Kapitel 11
Massimo P. Cinis Alabasterwerkstatt lag nur einen Steinwurf vom Römischen Theater entfernt. Wer den Panoramaweg oberhalb der Ruinen entlangspazierte und dann in die Gassen der Altstadt eintauchte, kam zwangsläufig am Atelier des Bildhauers vorbei. Entsprechend gut besucht war seine Arbeitsstätte. Diesen Effekt förderte Massimo noch dadurch, dass er die doppelflügelige Tür zur Werkstatt stets offen hielt und den Passanten einen neugierigen Blick in seine weiße Welt ermöglichte. Der genügte meist, um aus ihnen Besucher zu machen.
Sergio war zu Fuß den Borgo San Giusto hinaufgeeilt und hatte dann die steilen Stufen entlang der Stadtmauer erklommen, um schnell hierherzugelangen.

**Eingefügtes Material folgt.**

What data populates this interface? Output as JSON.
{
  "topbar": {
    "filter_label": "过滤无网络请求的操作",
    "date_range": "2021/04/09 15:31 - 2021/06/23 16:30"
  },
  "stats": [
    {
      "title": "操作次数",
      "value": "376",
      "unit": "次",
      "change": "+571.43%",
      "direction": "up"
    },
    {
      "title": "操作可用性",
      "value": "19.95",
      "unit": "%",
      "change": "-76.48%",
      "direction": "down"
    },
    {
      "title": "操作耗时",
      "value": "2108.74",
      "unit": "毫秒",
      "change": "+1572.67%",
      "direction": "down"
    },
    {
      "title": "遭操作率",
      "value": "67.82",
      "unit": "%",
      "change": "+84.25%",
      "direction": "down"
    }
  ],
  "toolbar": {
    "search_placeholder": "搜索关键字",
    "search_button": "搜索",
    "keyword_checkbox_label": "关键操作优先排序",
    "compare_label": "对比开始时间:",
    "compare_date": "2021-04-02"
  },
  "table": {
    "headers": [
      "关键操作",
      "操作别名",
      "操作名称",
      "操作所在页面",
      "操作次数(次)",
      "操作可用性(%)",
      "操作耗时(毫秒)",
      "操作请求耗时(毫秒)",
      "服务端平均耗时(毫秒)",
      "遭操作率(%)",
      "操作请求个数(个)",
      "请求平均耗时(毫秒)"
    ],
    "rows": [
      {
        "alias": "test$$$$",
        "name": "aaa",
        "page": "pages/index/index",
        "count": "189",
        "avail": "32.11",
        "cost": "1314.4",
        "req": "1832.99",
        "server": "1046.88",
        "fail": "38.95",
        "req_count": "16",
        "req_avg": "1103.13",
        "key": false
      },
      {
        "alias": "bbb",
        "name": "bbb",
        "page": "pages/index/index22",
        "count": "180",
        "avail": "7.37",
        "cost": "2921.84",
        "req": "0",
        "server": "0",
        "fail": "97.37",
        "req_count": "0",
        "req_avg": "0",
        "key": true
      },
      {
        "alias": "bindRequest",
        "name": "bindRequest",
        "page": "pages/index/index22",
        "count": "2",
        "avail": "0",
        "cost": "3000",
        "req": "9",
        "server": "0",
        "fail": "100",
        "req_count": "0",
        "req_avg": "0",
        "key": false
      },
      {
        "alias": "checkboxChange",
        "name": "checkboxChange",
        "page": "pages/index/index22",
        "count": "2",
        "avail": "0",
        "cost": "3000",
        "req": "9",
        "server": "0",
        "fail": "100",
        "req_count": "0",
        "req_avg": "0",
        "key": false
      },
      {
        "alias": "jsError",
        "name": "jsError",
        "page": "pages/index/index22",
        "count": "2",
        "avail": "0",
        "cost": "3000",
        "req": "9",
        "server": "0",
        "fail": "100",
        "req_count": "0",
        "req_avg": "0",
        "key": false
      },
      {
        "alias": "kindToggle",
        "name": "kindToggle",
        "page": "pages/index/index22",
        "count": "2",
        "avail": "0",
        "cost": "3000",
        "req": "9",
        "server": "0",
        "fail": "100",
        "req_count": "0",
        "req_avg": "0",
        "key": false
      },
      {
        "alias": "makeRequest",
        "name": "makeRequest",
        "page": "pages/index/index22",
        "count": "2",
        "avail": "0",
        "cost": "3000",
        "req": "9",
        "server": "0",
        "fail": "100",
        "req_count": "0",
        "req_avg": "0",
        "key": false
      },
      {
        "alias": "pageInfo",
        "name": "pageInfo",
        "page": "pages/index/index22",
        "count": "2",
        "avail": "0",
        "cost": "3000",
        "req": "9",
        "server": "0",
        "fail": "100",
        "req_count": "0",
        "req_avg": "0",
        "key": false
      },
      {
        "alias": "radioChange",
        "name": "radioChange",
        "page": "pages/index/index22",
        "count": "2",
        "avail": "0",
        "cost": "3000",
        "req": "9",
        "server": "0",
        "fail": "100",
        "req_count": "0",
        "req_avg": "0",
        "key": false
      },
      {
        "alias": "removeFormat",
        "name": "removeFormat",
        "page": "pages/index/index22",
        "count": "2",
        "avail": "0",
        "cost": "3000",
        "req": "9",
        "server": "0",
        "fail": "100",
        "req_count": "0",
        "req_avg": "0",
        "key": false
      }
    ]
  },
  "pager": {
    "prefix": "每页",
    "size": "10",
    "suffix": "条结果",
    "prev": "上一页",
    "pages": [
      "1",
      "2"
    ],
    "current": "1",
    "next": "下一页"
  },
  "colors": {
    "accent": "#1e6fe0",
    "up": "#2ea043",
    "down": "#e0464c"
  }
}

Ein bisschen Atem hatte er noch für ein Telefonat mit Alessandro verbraucht. Der Kollege hatte vermutet, dass Sergio noch mit Giulia herumtändelte. Sergio hatte ihm kurz berichtet, dass sein Vater zum Verhör nach Pisa gebracht worden sei. Statt vom geplanten Besuch in der Alabasterwerkstatt zu erzählen, war er vage geblieben: Er habe noch etwas zu tun und werde danach in die Wache zurückkehren.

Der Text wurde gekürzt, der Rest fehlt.